A March 31, 2017 MSNBC piece, “Inside a ‘Super Polluter power plant,” focused on a small county in SW Indiana that is suffering from the devastating effects of the nearby power plants. MSNBC journalist Jacob Soboroff’s reporting of the Rockport Generating Station is a disturbing look at big polluters and their big consequences.
While two men from the plant mention they are working to reduce emissions, Soboroff has to prompt them about the consideration of the public’s health in the area. Their reply? “Public health is a concern of ours” as they go on to list how they are abiding by all regulations.
Yet the journalist sees a different side of the public health story when he waits outside a clinic and interviews a couple with a young child. Their 2-year-old had been to this same clinic for the same asthmatic issues over 50 times. Again, he’s only two. When interviewing the pediatrician, Dr. Norma Kreilein, she is visibly upset by the lack of regulations and the simultaneous ill-health of the surrounding community. Especially the children. At one point in the video, she begins to cry as she speaks about the lack of monitoring at the power plants. “They don’t have to take care of these kids,” she says.
Unfortunately, this gap is a problem that is all too common.
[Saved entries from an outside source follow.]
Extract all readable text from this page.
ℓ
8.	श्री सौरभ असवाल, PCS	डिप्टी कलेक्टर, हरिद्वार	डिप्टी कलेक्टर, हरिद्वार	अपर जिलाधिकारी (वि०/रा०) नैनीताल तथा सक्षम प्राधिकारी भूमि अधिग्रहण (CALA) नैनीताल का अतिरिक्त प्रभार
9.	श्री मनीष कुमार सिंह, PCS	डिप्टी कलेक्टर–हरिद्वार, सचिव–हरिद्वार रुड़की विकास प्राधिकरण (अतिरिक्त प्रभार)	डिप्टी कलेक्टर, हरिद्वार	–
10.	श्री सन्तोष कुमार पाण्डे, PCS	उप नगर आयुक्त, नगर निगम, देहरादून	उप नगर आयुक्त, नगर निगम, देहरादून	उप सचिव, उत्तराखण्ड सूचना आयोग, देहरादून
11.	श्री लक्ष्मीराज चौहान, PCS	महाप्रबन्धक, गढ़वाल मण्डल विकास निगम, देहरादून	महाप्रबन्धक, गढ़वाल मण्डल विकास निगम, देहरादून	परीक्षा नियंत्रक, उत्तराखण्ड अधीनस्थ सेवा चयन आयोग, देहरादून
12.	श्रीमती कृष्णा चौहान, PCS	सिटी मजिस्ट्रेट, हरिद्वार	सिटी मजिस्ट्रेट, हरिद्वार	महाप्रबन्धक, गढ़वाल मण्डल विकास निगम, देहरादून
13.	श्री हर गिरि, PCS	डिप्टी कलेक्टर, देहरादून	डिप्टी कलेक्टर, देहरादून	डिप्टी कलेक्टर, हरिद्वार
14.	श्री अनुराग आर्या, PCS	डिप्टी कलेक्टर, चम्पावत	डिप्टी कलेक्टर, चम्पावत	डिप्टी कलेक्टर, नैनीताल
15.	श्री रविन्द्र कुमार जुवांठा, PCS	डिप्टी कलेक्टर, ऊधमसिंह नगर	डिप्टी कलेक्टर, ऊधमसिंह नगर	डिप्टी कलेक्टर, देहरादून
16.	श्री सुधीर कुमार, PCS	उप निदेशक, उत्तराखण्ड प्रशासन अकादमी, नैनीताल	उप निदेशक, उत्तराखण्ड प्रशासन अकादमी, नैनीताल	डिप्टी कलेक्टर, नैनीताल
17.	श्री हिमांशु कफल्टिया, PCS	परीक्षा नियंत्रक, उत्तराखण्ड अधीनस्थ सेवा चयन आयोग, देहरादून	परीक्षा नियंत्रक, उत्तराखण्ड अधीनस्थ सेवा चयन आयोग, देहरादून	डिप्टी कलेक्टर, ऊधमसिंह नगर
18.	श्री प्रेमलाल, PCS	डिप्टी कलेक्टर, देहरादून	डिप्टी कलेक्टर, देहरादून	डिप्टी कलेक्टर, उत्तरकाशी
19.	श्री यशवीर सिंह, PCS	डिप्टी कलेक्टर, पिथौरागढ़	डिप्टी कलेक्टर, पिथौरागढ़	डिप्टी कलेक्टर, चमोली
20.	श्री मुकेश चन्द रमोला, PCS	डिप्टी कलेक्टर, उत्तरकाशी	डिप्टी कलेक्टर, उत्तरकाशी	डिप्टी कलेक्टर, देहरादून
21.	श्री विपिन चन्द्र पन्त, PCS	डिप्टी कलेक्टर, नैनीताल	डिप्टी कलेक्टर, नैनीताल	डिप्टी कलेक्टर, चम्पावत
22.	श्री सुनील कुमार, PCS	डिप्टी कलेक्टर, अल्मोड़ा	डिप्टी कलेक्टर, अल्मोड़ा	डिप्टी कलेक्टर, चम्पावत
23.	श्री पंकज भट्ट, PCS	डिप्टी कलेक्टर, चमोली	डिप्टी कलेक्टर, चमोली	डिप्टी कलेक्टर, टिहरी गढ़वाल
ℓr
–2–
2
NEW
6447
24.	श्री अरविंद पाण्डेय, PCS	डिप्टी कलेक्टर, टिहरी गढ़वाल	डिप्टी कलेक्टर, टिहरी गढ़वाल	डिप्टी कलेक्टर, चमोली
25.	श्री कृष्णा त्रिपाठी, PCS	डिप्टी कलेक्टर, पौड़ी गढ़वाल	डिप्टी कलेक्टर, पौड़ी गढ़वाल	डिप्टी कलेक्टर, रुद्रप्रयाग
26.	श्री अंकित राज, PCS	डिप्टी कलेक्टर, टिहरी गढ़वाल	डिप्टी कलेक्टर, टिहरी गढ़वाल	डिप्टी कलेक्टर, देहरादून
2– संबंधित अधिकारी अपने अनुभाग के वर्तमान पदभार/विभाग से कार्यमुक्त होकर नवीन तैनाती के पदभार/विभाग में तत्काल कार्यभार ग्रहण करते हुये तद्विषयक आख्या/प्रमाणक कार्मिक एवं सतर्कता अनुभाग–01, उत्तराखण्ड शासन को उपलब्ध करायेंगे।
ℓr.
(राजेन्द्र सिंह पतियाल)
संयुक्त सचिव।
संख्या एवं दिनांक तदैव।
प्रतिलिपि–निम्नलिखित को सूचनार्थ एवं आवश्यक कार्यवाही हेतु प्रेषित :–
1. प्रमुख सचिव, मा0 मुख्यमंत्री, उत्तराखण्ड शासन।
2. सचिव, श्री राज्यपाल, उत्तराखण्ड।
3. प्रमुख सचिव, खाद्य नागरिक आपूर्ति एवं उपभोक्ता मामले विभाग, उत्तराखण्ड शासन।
The first step? Monitoring. With proper reports from sites like the Rockport Generating Station, communities can be informed about what is in their air, water and soil and they can make the best decisions for the children. With accurate data, real change can begin.
Report for Rockport, IN: where the power plant is directly located
The Report shows an extremely high industrial pollution number, air pollution in the 84th percentile, 6 Superfund sites with 26 schools within 10 miles, and asthma in the 79th percentile.
Report for Washington, IN: where the pediatric office is located
The Report shows that air pollution risk is in the 84th percentile, there are 6 superfund sites nearby, 19 schools within 10 miles, in the 89th percentile for lead risk, and, perhaps most harrowing, 10 out of 1,000 children die before their first birthday (far above the average rate for infant mortality in this country).